39 muertxs, cientxs de heridxs, más de 4.500 detenidxs. El saldo de una de las jornadas más tristes de nuestra democracia, expresión de la creciente conflictividad social generada por la profundización de las políticas de ajuste que provocaron el crecimiento de los índices de pobreza y desempleo.

19 de Diciembre de 2017. Esta mañana nos levantamos con la noticia de que el pueblo argentino tiene menos derechos a partir de la sanción de una ley que reforma nuestro sistema previsional. Una ley por la cual Lxs jubiladxs, pensionadxs, pibxs que perciben la Asignación Universal por Hijx, ex combatientes de Malvinas, son víctimas del feroz ajuste neoliberal que significará su empobrecimiento, un profundo empeoramiento de sus condiciones de vida y, con ello, de la situación económica, política y social general.

Porque significa la pérdida de aproximadamente $6500 al año en los ingresos de cada jubiladx y de aproximadamente $800 al año para cada pibx que percibe la Asignación Universal por Hijo, lo cual representa un total de 20 millones de pesos menos en circulación en Lobería, afectando notablemente la rueda económica local.

Pero como plantea el periodista Martín Granovsky en su nota de opinión titulada “El balazo y la tijera” publicada en Página 12, en la coyuntura actual:

Nadie puede ser privado de un balazo de goma. Nadie puede ser privado de un recorte en sus haberes. Dos nuevos derechos universales que el Gobierno quiere garantizar”.

Por ello, con el objetivo de disciplinar y silenciar el reclamo popular en repudio a la sanción de la mencionada normativa que perjudica a 17 millones de argentinos y argentinas, el 14 de Diciembre la represión perpetrada por Gendarmería y Policía Federal en la Plaza de los dos Congresos, bajo las órdenes de la Ministra de Seguridad Patricia Bullrich y el Presidente Mauricio Macri, duró más de 6 horas y dejó un saldo de cientxs de heridxs y más de 40 detenidxs.

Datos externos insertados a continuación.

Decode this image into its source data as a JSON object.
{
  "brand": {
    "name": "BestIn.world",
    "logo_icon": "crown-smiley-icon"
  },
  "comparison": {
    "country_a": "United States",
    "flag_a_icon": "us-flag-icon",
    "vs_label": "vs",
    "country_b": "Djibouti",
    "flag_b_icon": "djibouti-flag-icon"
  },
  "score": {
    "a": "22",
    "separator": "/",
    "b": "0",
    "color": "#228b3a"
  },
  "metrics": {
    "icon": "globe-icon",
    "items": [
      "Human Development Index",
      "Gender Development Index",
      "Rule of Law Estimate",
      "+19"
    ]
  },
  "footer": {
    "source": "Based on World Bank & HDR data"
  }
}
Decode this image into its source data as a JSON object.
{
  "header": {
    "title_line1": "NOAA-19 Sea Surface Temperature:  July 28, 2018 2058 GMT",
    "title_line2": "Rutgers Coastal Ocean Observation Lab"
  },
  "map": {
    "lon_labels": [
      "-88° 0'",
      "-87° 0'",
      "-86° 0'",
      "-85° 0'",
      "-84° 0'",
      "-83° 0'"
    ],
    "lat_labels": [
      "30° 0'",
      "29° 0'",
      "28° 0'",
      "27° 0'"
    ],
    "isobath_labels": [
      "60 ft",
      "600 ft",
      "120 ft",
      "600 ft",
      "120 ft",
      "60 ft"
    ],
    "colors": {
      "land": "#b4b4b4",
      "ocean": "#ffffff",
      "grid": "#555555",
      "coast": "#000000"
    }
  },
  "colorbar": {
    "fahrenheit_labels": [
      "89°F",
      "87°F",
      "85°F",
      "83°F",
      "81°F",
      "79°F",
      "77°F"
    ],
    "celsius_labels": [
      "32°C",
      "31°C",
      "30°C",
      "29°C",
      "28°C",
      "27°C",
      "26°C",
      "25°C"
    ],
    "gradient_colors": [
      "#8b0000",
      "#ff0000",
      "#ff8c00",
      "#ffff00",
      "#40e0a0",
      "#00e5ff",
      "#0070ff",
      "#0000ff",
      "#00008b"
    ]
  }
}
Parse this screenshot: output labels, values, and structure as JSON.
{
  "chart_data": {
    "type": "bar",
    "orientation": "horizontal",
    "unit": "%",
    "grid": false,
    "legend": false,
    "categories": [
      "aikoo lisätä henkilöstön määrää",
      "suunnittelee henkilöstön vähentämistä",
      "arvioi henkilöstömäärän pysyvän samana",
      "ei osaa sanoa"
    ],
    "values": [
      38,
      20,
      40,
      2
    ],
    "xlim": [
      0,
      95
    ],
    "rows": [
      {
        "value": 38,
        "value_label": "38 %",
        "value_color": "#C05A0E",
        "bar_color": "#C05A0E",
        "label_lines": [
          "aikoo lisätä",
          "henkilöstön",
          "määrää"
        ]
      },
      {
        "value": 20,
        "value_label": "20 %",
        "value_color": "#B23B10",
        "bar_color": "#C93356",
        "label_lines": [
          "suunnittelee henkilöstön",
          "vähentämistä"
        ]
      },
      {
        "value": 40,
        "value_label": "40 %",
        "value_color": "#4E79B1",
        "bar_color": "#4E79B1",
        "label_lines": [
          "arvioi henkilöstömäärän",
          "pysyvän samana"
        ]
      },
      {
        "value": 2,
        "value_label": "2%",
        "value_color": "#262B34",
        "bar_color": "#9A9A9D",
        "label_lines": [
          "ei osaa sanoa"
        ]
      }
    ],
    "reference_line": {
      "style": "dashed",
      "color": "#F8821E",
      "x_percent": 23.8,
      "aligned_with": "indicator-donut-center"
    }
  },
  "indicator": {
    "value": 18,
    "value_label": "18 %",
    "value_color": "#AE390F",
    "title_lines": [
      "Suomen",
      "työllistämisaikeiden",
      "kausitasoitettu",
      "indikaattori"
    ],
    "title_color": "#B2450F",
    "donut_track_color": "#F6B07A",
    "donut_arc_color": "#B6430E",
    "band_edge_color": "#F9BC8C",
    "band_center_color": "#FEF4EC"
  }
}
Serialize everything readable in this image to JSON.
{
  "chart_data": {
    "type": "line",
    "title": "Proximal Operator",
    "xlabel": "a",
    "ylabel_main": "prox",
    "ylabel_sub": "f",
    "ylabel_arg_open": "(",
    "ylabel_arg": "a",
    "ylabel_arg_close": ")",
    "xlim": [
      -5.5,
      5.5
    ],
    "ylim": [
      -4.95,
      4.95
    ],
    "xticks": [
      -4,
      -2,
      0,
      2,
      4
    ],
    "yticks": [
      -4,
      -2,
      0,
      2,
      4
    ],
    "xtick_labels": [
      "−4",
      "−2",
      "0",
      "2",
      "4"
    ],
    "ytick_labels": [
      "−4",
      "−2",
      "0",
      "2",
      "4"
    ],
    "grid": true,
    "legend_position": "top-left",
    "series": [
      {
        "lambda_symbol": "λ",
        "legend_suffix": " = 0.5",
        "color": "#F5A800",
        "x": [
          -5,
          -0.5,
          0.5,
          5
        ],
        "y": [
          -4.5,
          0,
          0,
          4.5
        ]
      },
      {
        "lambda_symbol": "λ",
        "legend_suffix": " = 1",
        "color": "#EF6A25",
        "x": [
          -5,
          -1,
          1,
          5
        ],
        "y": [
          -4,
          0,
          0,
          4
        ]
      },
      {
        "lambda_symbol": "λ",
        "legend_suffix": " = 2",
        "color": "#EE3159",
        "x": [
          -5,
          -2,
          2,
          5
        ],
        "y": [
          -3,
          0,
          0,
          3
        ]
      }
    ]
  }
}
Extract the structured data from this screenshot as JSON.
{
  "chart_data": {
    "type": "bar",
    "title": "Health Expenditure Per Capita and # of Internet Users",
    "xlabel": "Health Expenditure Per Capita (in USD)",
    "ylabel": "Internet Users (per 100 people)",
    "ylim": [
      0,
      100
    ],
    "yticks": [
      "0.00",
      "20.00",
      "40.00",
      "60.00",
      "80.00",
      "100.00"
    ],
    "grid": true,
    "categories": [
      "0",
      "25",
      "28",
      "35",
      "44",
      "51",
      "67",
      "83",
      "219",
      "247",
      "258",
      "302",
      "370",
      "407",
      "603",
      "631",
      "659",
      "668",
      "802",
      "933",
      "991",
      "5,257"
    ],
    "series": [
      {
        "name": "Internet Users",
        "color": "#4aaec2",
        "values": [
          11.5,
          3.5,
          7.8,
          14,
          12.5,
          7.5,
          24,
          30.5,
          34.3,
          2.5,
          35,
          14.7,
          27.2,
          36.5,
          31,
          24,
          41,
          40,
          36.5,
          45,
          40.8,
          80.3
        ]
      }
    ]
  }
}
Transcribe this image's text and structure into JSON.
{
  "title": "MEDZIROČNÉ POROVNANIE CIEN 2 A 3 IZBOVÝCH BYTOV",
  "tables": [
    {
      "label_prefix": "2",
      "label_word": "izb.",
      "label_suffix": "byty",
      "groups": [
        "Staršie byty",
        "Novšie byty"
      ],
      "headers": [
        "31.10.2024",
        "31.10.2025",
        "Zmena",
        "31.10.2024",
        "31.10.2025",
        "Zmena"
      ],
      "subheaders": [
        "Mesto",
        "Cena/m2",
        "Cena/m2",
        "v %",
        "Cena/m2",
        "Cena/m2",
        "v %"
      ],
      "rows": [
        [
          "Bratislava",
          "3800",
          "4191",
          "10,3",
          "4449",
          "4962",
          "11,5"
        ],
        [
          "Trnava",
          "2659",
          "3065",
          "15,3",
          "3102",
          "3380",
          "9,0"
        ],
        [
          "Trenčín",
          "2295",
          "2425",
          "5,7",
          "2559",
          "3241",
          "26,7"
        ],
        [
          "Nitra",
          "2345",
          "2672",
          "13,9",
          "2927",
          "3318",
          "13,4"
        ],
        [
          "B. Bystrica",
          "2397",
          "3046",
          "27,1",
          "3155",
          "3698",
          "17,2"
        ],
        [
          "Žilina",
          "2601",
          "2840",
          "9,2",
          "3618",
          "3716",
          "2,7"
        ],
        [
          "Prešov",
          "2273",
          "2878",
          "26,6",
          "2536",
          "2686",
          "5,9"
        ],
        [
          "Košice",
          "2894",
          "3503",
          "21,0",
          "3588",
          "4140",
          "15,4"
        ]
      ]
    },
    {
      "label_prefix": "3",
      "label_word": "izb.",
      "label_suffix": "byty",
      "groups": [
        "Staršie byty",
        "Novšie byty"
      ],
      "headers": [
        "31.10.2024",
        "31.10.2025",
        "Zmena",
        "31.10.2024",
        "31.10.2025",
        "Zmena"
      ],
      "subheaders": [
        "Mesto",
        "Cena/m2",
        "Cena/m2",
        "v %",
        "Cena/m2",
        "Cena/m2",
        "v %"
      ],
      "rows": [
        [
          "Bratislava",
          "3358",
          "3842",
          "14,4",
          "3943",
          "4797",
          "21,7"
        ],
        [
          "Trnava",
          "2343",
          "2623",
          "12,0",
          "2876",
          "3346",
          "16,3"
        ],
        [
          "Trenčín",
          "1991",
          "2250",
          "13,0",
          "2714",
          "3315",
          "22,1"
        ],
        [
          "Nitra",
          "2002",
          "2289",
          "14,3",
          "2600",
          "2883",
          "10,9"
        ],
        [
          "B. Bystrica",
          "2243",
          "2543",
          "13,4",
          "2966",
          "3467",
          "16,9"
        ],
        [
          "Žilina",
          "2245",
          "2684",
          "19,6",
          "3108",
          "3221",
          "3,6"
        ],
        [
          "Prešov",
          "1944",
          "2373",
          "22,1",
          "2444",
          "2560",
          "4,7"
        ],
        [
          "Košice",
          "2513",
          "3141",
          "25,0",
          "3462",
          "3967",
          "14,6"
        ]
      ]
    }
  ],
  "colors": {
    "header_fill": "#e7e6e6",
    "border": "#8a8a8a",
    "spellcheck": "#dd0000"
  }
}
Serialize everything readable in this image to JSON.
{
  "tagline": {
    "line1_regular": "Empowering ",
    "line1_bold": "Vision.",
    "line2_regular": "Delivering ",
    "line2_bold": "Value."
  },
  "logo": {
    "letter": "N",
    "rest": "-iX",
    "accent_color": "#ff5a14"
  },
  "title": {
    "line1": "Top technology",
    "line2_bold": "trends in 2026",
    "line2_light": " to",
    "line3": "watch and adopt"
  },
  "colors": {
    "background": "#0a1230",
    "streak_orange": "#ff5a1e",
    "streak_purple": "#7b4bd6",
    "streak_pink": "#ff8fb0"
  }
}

Balas de goma, gases lacrimógenos, camiones hidrantes, palos, detenciones arbitrarias. Respuestas sistemáticas del Gobierno actual ante un pueblo que no se queda dormido. Respuestas de un Gobierno cuya máxima autoridad, el Presidente Mauricio Macri, expresa que ese masivo y genuino reclamo popular fue una “violencia orquestada, fue algo premeditado que buscó que no funcione el Congreso de la Nación” por parte de “una minoría que fantasea con que perdamos la gobernabilidad” y que, ante eso, su deber es “proteger a nuestras fuerzas de seguridad”.

Nuevamente, como en el 2001, un Presidente que criminaliza la protesta social, que construye la idea de un enemigo interno que atenta contra la democracia y la paz social, al tiempo que empobrece al pueblo a través de políticas de ajuste en salud, educación, ciencia, provocando despidos masivos y precarizando a lxs trabajadorxs.

Nuevamente, como en el 2001, el Estado achica sus funciones sociales y expande las represivas, legitimando abusos de poder por parte de las Fuerzas de Seguridad en nombre del orden, la gobernabilidad y la democracia. Una democracia herida, una democracia de espaldas a ese pueblo que sufre y se moviliza.

Nuevamente, como en el 2001, nos toca gritar “¡Bajen las armas!” porque aquí sólo hay un pueblo de pie dispuesto a luchar para que no le arrebaten lo que es del pueblo, sus derechos, un pueblo imposible de doblegar, porque sabemos que, como dijo la compañera Evita, “No hay fuerza capaz de doblegar a un pueblo que tiene conciencia de sus derechos”.